22/11/2012 08h15
- Atualizado em
22/11/2012 09h21
Perfil: Kalil, 'demônio' que ficou light, avisa que braba mesmo é a ex-mulher
Presidente do Galo relembra discussões com dirigentes, sofrimentos, fé, religião, fala de sua fase 'light' e do ódio que sente pelo Cruzeiro
- Meu filho chegava em casa rindo, porque os colegas diziam: "Nossa, você é filho do Kalil?". Ele ria e dizia: "Pai, eles acham que você é um demônio." Lá em casa, braba era a minha ex-mulher. Pode perguntar aos meus filhos.
Separado, pai de três homens, Alexandre Kalil, 53 anos, namora há seis anos a paisagista Ana. É empreiteiro. Largou a faculdade de engenharia no quarto ano, pois precisava trabalhar. E começou na empresa fundada pelo pai e pelo tio, especializada em infraestrutura rodoviária, urbana, civil e industrial, a Erkal. Atualmente, divide o tempo entre a empresa e o Atlético-MG. Não mede as palavras quando o assunto é o clube que idolatra e para o qual torce toda a família - cujo sobrenome está ligado à história da instituição. O pai dele, Elias Kalil, já falecido, também foi presidente. Alexandre já viajou de ônibus para acompanhar os jogos do time de coração e é conhecido Brasil afora por não levar desaforo para casa.
Colecionador de desafetos no futebol, o principal dirigente do Galo é garantia de notícia sempre que resolve falar. Durante algum tempo, ficou sumido dos holofotes, mas não deixou de mostrar que, no clube, era ele quem mandava. Anunciava contratações pelo Twitter e raramente dava entrevistas. Teria nascido o Kalil light?
- Não que eu tenha mudado... Quando assumi a presidência do Atlético-MG, imaginei que o desgaste seria muito grande. E você tem que ter inteligência de se preservar. Imagine eu, igual a arroz de festa, dando entrevista? Quem fala muito dá bom dia a cavalo.

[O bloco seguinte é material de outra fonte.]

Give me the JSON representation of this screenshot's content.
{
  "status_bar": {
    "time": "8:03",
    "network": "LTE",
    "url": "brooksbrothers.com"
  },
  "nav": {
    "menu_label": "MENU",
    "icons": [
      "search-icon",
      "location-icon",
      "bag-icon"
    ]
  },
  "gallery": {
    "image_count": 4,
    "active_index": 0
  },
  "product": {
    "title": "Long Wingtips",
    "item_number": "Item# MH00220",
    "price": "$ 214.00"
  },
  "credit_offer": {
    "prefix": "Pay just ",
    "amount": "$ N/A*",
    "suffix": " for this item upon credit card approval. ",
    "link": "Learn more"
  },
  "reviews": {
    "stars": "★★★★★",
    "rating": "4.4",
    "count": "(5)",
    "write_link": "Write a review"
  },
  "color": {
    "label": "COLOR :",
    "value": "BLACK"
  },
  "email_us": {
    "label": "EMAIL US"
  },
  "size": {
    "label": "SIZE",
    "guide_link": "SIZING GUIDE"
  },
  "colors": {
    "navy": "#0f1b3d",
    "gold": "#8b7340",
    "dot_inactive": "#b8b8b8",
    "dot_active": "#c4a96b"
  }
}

Não conheço ninguém que lute alisando. Mas não sou brigão" - Kalil
- Sou um cara que luta pelos meus direitos. E não conheço ninguém que luta alisando. Agora, falar que sou brigão? Sou um cara delicado, educado. Sou! Você nunca me viu fazer falta de educação, humilhar alguém. A não ser quando estou com ódio mortal de alguém, aí eu falo alguma coisa mais ríspida.
Seria esse alguém Ronaldinho Gaúcho? Durante o campeonato, correu a história de que o presidente do Galo discutiu com a principal estrela do time por causa de baladas às vésperas das partidas. Entre um cigarro e outro, Kalil nega:
- Não discuti com o Ronaldinho, nunca bati boca com ele. Nunca! Não sei de onde surgiu essa notícia. Quem fala que o Ronaldinho levantou a voz nunca conversou com ele dez minutos. Ele é um dos seres humanos mais dóceis que conheço. No dia que fui contratá-lo, eu perguntei: "Você não fala não, menino?".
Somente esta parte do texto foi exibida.